People often ask me what’s the best way of becoming a data scientist. The way I got there was by first becoming a software engineer and then doing a PhD in what was essentially data science (before it became such a popular term). This post describes my first steps in the field with the goal of helping others who are interested in making the transition from pure software engineering to data science.
While my first steps were in a PhD program, I don’t think that going through the formal PhD process is necessary if you wish to become a data scientist. Self-motivated individuals can get very far by making use of the abundance of learning resources available online. In fact, one can make progress much faster than in a PhD, because PhD programs have many overheads.
This post is organised as a list of steps. Despite the sequential numbering, many steps can be done in parallel. These steps roughly recount the work I’ve done to publish my first paper, which was co-authored by Ingrid Zukerman and Fabian Bohnert. Most of the technical details are intentionally omitted. Readers who are interested in learning more are invited to read the original paper or chapter 6 in my thesis, which includes more thorough experiments and explanations.
Step one: Find a problem to work on
Even if you know nothing about the machine learning and statistics side of data science, it’s important to find a problem to work on. Ideally it’d be something you find personally interesting, as this helps with motivation. You could use a predefined problem such as a Kaggle competition or one of the UCI datasets. Alternatively, you could collect the data yourself to make things a bit more challenging.
In my case, I was interested in natural language processing and user modelling. My supervisor was given a grant to work on sentiment analysis of opinion polls, which was my first direction of research. This quickly changed to focus on the connection between authors and the way they express their sentiments, with the application of harnessing this connection to improve the accuracy of sentiment analysis algorithms. For the purpose of this research, I collected a dataset of texts by the most prolific IMDb users.
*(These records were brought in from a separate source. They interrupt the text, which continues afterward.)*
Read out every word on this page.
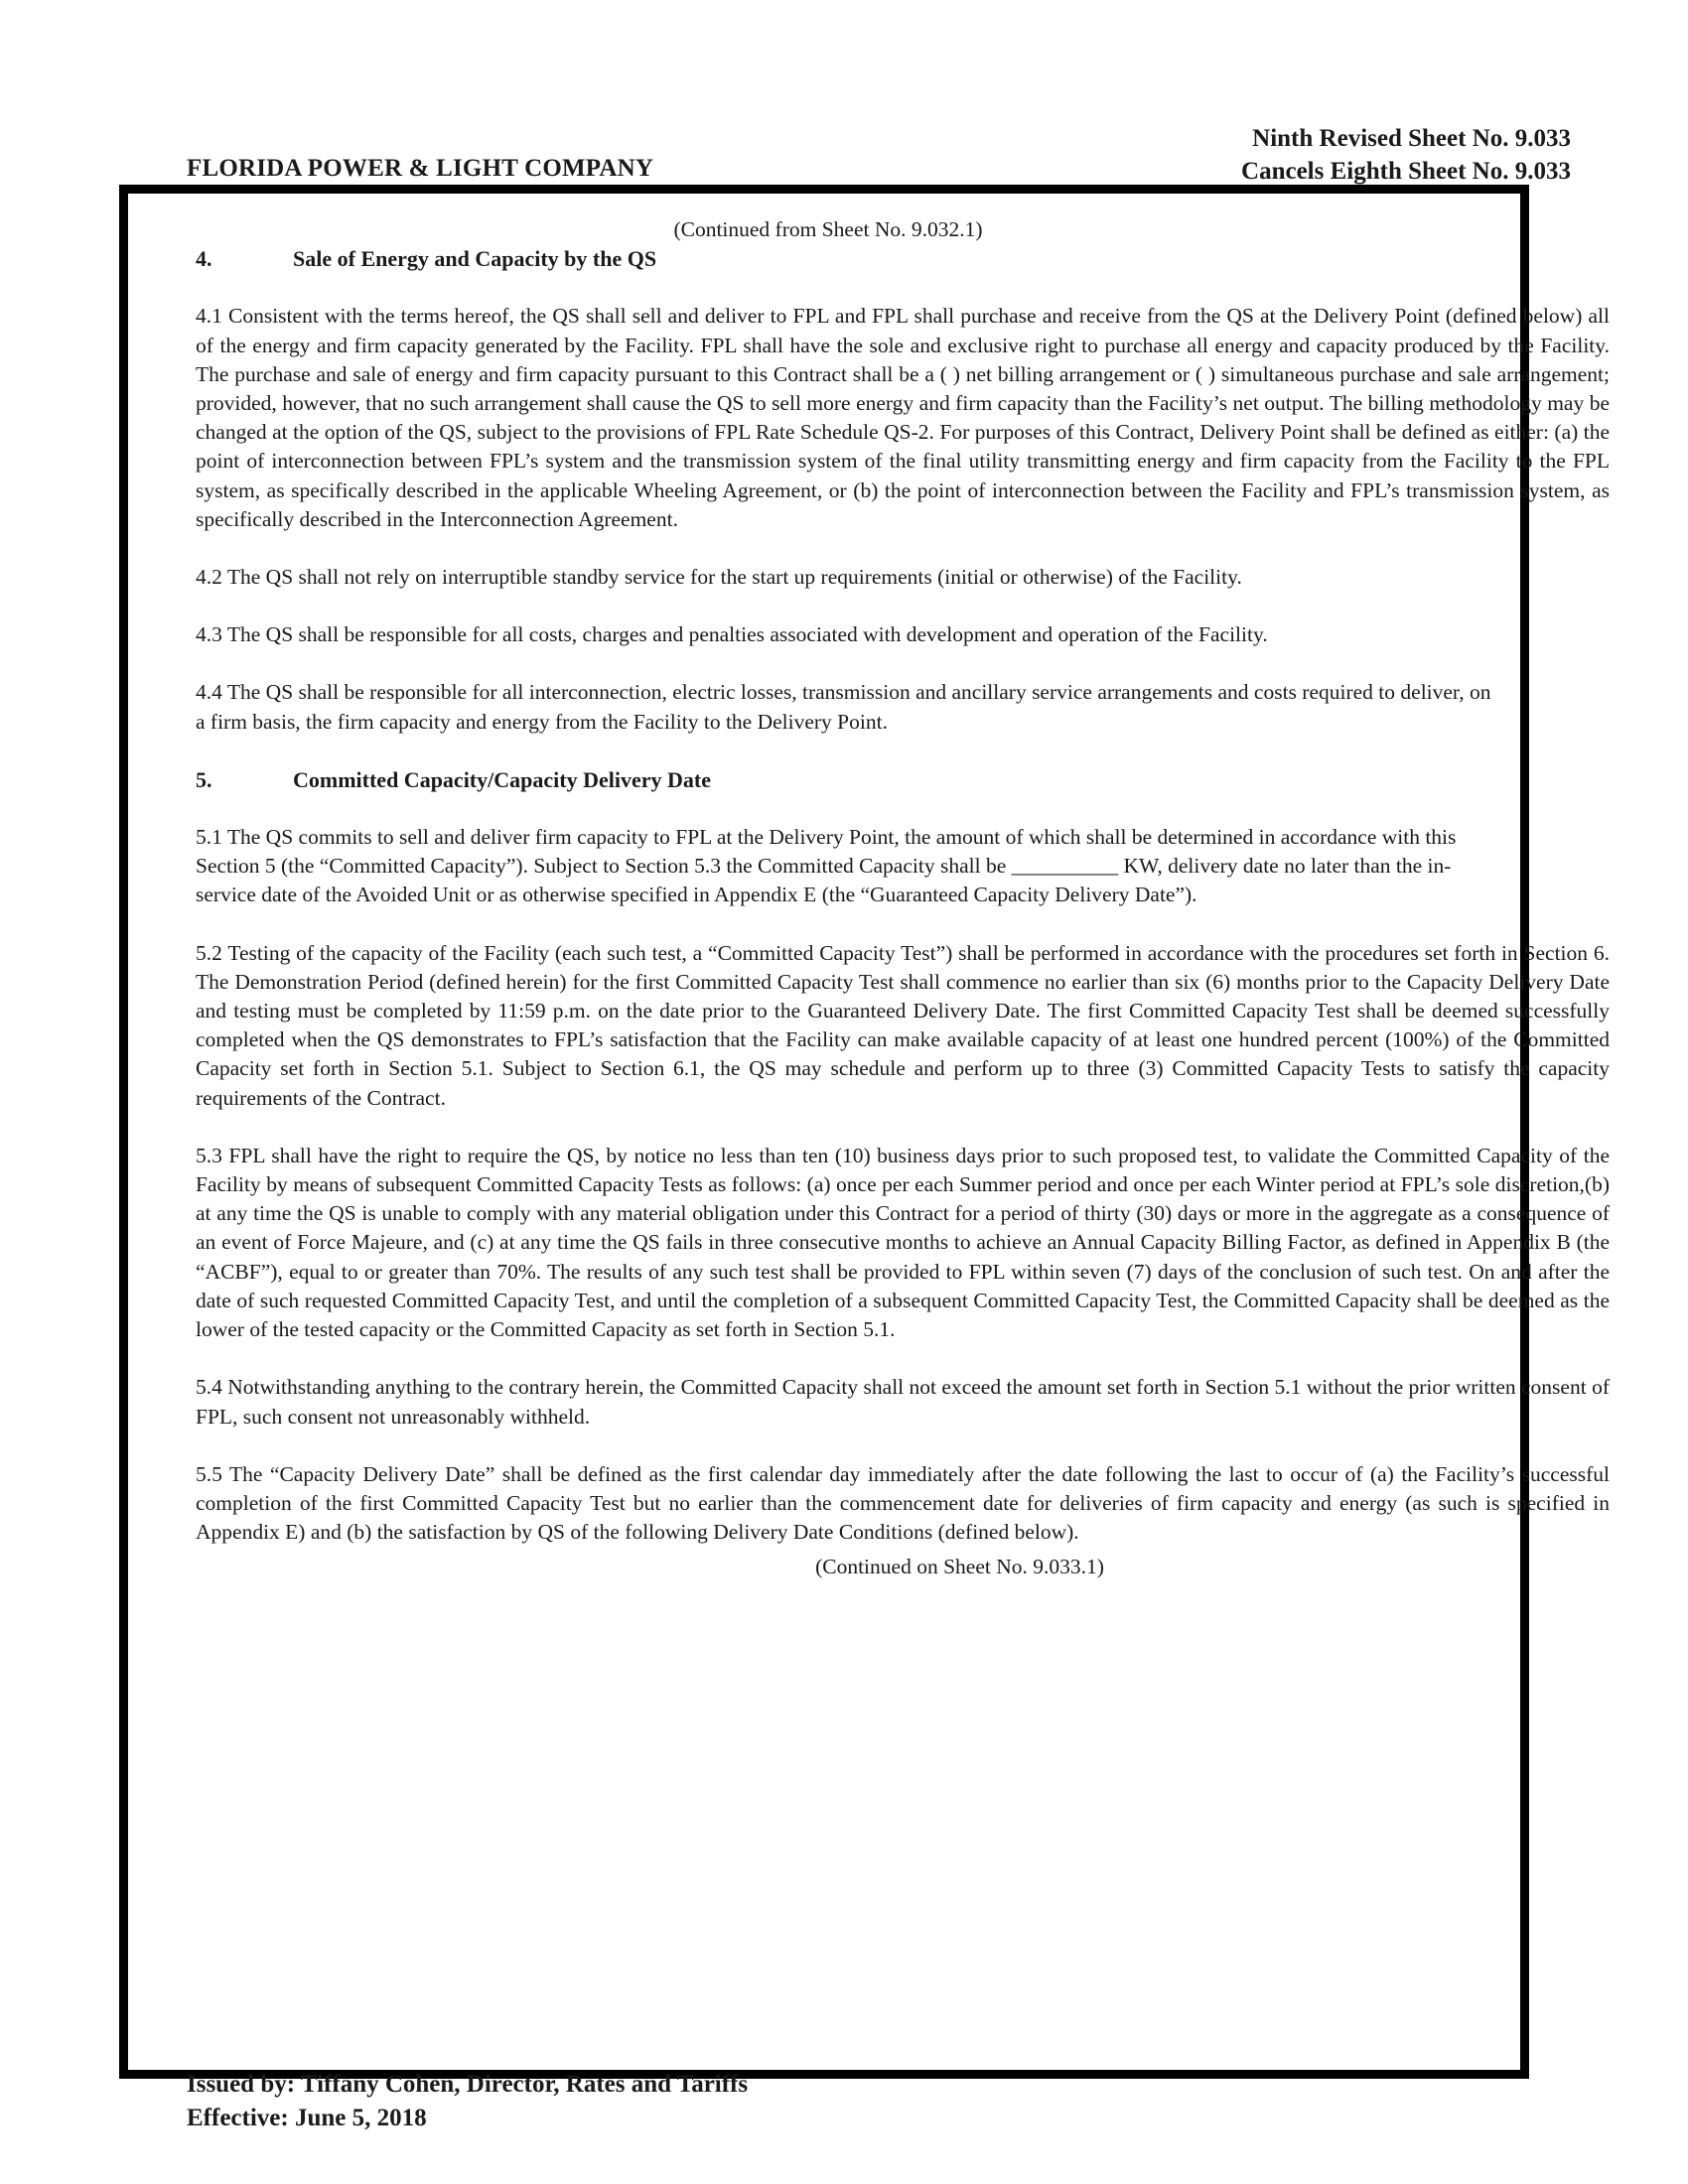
FLORIDA POWER & LIGHT COMPANY
Ninth Revised Sheet No. 9.033
Cancels Eighth Sheet No. 9.033

(Continued from Sheet No. 9.032.1)

4.	Sale of Energy and Capacity by the QS

4.1 Consistent with the terms hereof, the QS shall sell and deliver to FPL and FPL shall purchase and receive from the QS at the Delivery Point (defined below) all of the energy and firm capacity generated by the Facility. FPL shall have the sole and exclusive right to purchase all energy and capacity produced by the Facility. The purchase and sale of energy and firm capacity pursuant to this Contract shall be a ( ) net billing arrangement or ( ) simultaneous purchase and sale arrangement; provided, however, that no such arrangement shall cause the QS to sell more energy and firm capacity than the Facility’s net output. The billing methodology may be changed at the option of the QS, subject to the provisions of FPL Rate Schedule QS-2. For purposes of this Contract, Delivery Point shall be defined as either: (a) the point of interconnection between FPL’s system and the transmission system of the final utility transmitting energy and firm capacity from the Facility to the FPL system, as specifically described in the applicable Wheeling Agreement, or (b) the point of interconnection between the Facility and FPL’s transmission system, as specifically described in the Interconnection Agreement.

4.2 The QS shall not rely on interruptible standby service for the start up requirements (initial or otherwise) of the Facility.

4.3 The QS shall be responsible for all costs, charges and penalties associated with development and operation of the Facility.

4.4 The QS shall be responsible for all interconnection, electric losses, transmission and ancillary service arrangements and costs required to deliver, on a firm basis, the firm capacity and energy from the Facility to the Delivery Point.

5.	Committed Capacity/Capacity Delivery Date

5.1 The QS commits to sell and deliver firm capacity to FPL at the Delivery Point, the amount of which shall be determined in accordance with this Section 5 (the “Committed Capacity”). Subject to Section 5.3 the Committed Capacity shall be __________ KW, delivery date no later than the in-service date of the Avoided Unit or as otherwise specified in Appendix E (the “Guaranteed Capacity Delivery Date”).

5.2 Testing of the capacity of the Facility (each such test, a “Committed Capacity Test”) shall be performed in accordance with the procedures set forth in Section 6. The Demonstration Period (defined herein) for the first Committed Capacity Test shall commence no earlier than six (6) months prior to the Capacity Delivery Date and testing must be completed by 11:59 p.m. on the date prior to the Guaranteed Delivery Date. The first Committed Capacity Test shall be deemed successfully completed when the QS demonstrates to FPL’s satisfaction that the Facility can make available capacity of at least one hundred percent (100%) of the Committed Capacity set forth in Section 5.1. Subject to Section 6.1, the QS may schedule and perform up to three (3) Committed Capacity Tests to satisfy the capacity requirements of the Contract.

5.3 FPL shall have the right to require the QS, by notice no less than ten (10) business days prior to such proposed test, to validate the Committed Capacity of the Facility by means of subsequent Committed Capacity Tests as follows: (a) once per each Summer period and once per each Winter period at FPL’s sole discretion,(b) at any time the QS is unable to comply with any material obligation under this Contract for a period of thirty (30) days or more in the aggregate as a consequence of an event of Force Majeure, and (c) at any time the QS fails in three consecutive months to achieve an Annual Capacity Billing Factor, as defined in Appendix B (the “ACBF”), equal to or greater than 70%. The results of any such test shall be provided to FPL within seven (7) days of the conclusion of such test. On and after the date of such requested Committed Capacity Test, and until the completion of a subsequent Committed Capacity Test, the Committed Capacity shall be deemed as the lower of the tested capacity or the Committed Capacity as set forth in Section 5.1.

5.4 Notwithstanding anything to the contrary herein, the Committed Capacity shall not exceed the amount set forth in Section 5.1 without the prior written consent of FPL, such consent not unreasonably withheld.

5.5 The “Capacity Delivery Date” shall be defined as the first calendar day immediately after the date following the last to occur of (a) the Facility’s successful completion of the first Committed Capacity Test but no earlier than the commencement date for deliveries of firm capacity and energy (as such is specified in Appendix E) and (b) the satisfaction by QS of the following Delivery Date Conditions (defined below).

(Continued on Sheet No. 9.033.1)

Issued by: Tiffany Cohen, Director, Rates and Tariffs
Effective: June 5, 2018
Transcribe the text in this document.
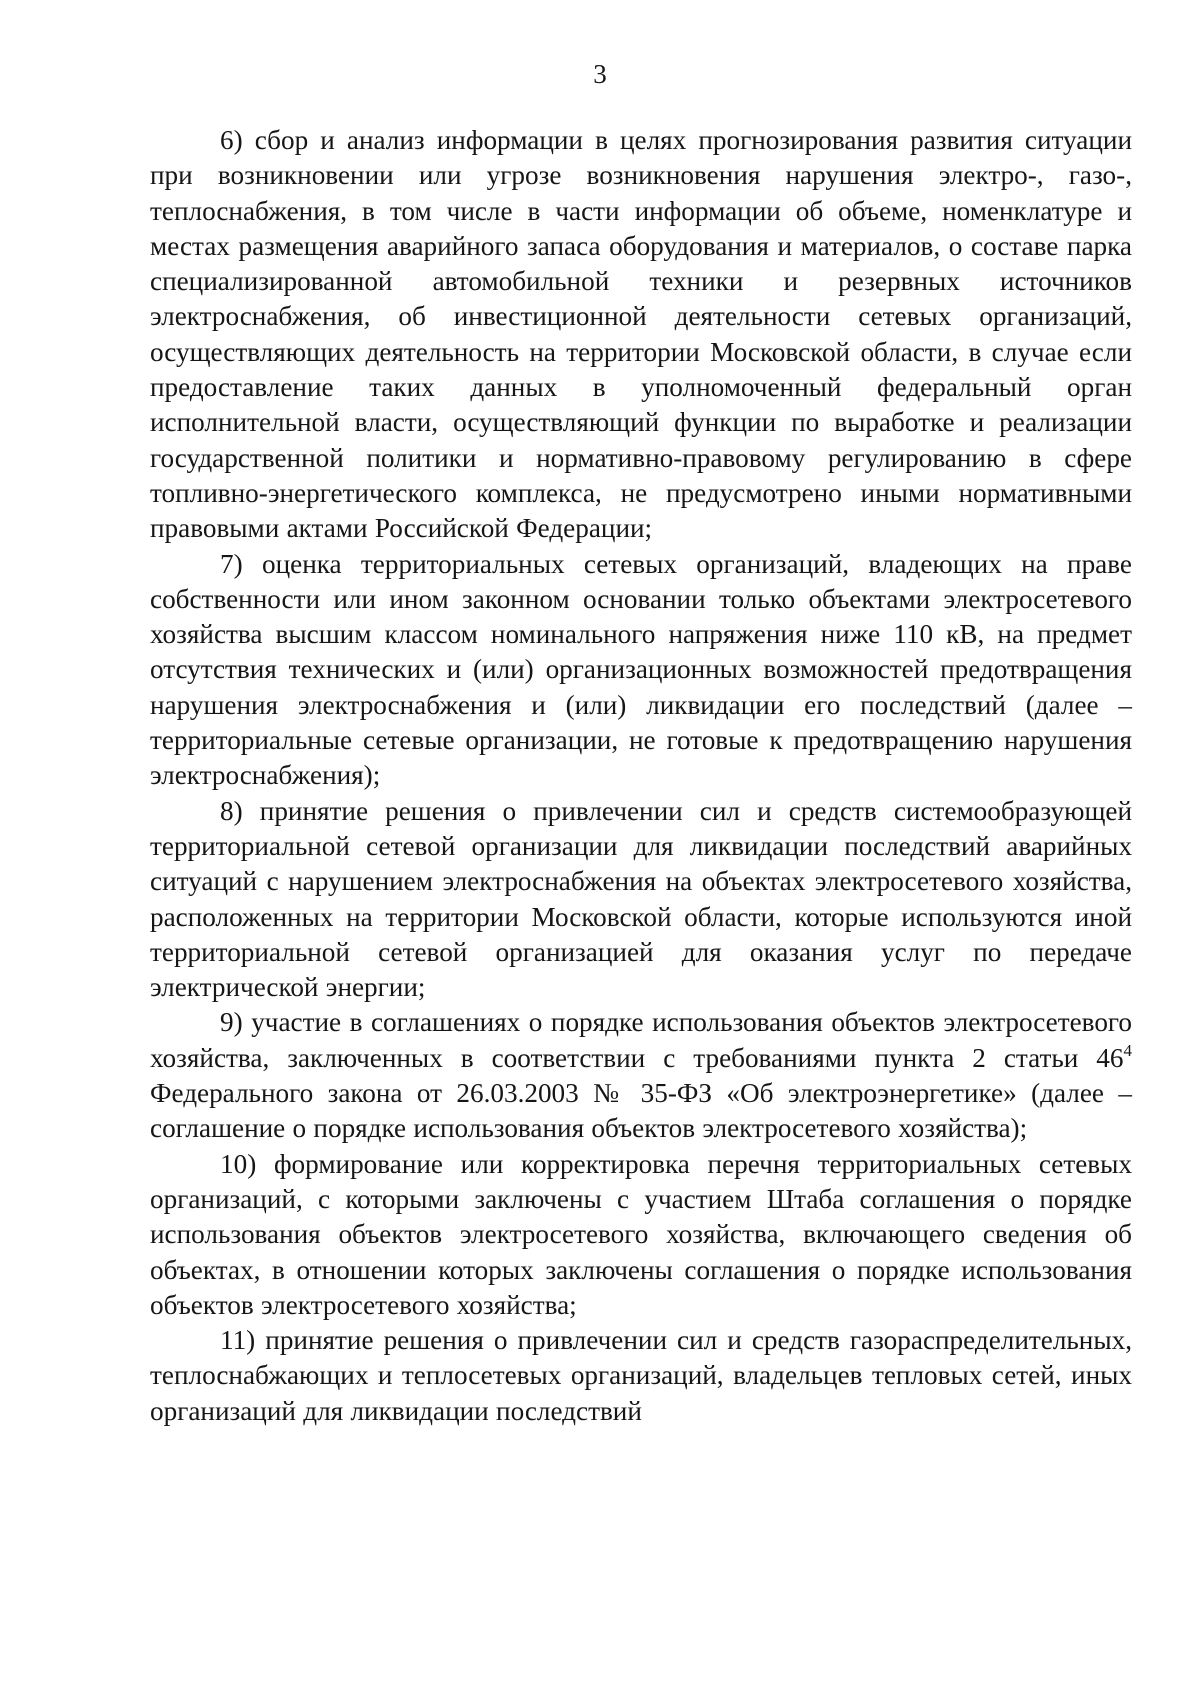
3

6) сбор и анализ информации в целях прогнозирования развития ситуации при возникновении или угрозе возникновения нарушения электро-, газо-, теплоснабжения, в том числе в части информации об объеме, номенклатуре и местах размещения аварийного запаса оборудования и материалов, о составе парка специализированной автомобильной техники и резервных источников электроснабжения, об инвестиционной деятельности сетевых организаций, осуществляющих деятельность на территории Московской области, в случае если предоставление таких данных в уполномоченный федеральный орган исполнительной власти, осуществляющий функции по выработке и реализации государственной политики и нормативно-правовому регулированию в сфере топливно-энергетического комплекса, не предусмотрено иными нормативными правовыми актами Российской Федерации;

7) оценка территориальных сетевых организаций, владеющих на праве собственности или ином законном основании только объектами электросетевого хозяйства высшим классом номинального напряжения ниже 110 кВ, на предмет отсутствия технических и (или) организационных возможностей предотвращения нарушения электроснабжения и (или) ликвидации его последствий (далее – территориальные сетевые организации, не готовые к предотвращению нарушения электроснабжения);

8) принятие решения о привлечении сил и средств системообразующей территориальной сетевой организации для ликвидации последствий аварийных ситуаций с нарушением электроснабжения на объектах электросетевого хозяйства, расположенных на территории Московской области, которые используются иной территориальной сетевой организацией для оказания услуг по передаче электрической энергии;

9) участие в соглашениях о порядке использования объектов электросетевого хозяйства, заключенных в соответствии с требованиями пункта 2 статьи $46^4$ Федерального закона от 26.03.2003 № 35-ФЗ «Об электроэнергетике» (далее – соглашение о порядке использования объектов электросетевого хозяйства);

10) формирование или корректировка перечня территориальных сетевых организаций, с которыми заключены с участием Штаба соглашения о порядке использования объектов электросетевого хозяйства, включающего сведения об объектах, в отношении которых заключены соглашения о порядке использования объектов электросетевого хозяйства;

11) принятие решения о привлечении сил и средств газораспределительных, теплоснабжающих и теплосетевых организаций, владельцев тепловых сетей, иных организаций для ликвидации последствий
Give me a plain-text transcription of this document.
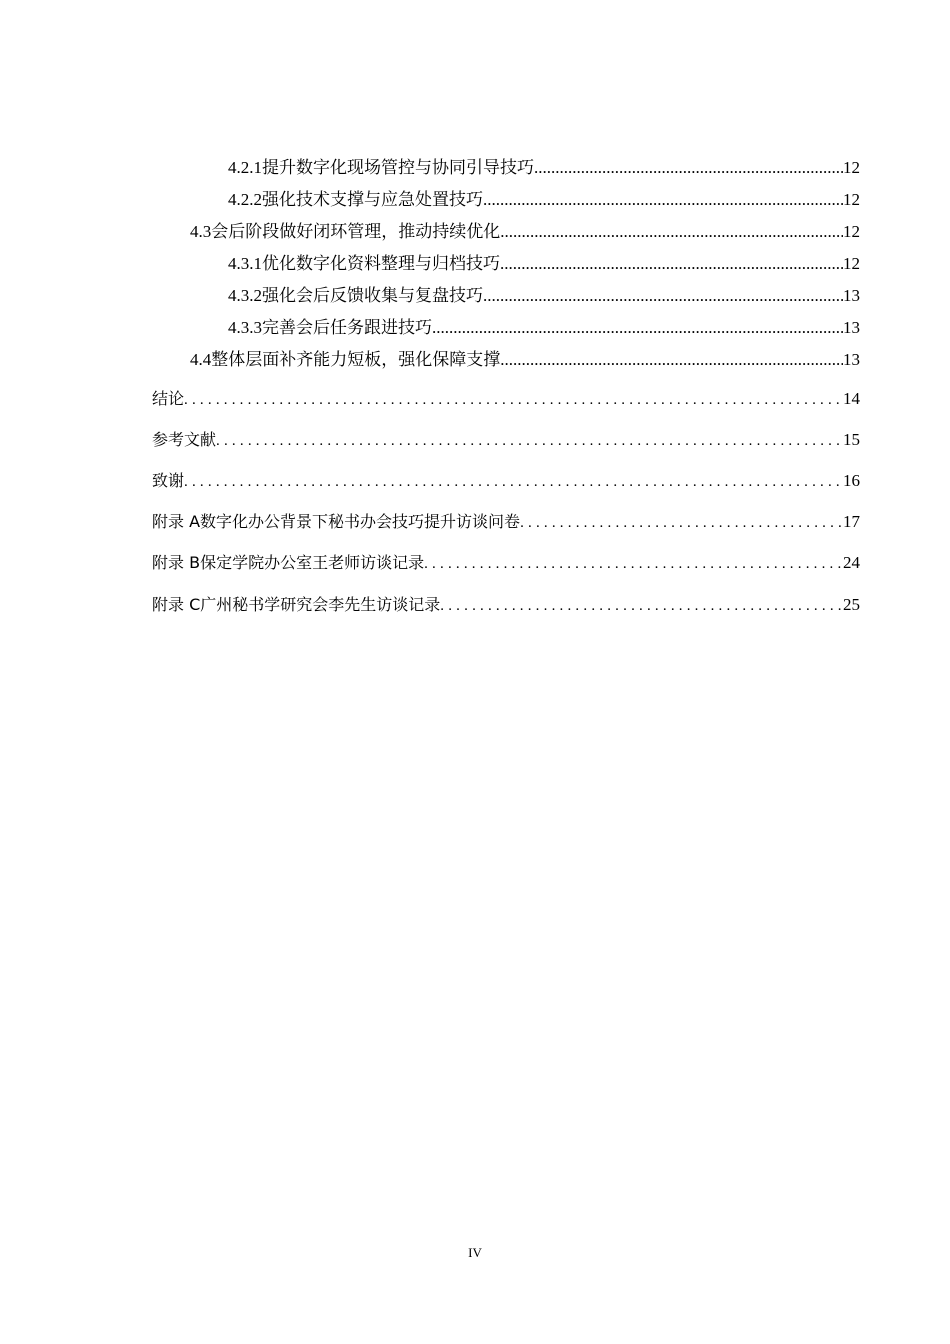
4.2.1 提升数字化现场管控与协同引导技巧 .....	12
4.2.2 强化技术支撑与应急处置技巧 .....	12
4.3 会后阶段做好闭环管理，推动持续优化 .....	12
4.3.1 优化数字化资料整理与归档技巧 .....	12
4.3.2 强化会后反馈收集与复盘技巧 .....	13
4.3.3 完善会后任务跟进技巧 .....	13
4.4 整体层面补齐能力短板，强化保障支撑 .....	13
结论 .....	14
参考文献 .....	15
致谢 .....	16
附录 A 数字化办公背景下秘书办会技巧提升访谈问卷 .....	17
附录 B 保定学院办公室王老师访谈记录 .....	24
附录 C 广州秘书学研究会李先生访谈记录 .....	25
IV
The problem was to infer the ratings these users assigned to their own reviews, with the hypothesis that methods that take author identity into account would outperform methods that ignore authorship information.
Step two: Close your knowledge gaps
Whatever problem you choose, you will have some knowledge gaps that require filling. Wikipedia, textbooks, and online courses will be your best guide for foundational areas like machine learning and statistics. Reading academic papers is often required to get a better understanding of recent work on the specific problem you’re trying to solve.
Doing a PhD afforded me the luxury of spending about a month just reading papers. Most of the ~200 papers I read were on sentiment analysis, which gave me a good overview of what’s been done in the field. However, the best thing I’ve done was to stop reading and move on to working on the problem. This is also the best advice I can give: there’s no better way to learn than getting your hands dirty working on a problem.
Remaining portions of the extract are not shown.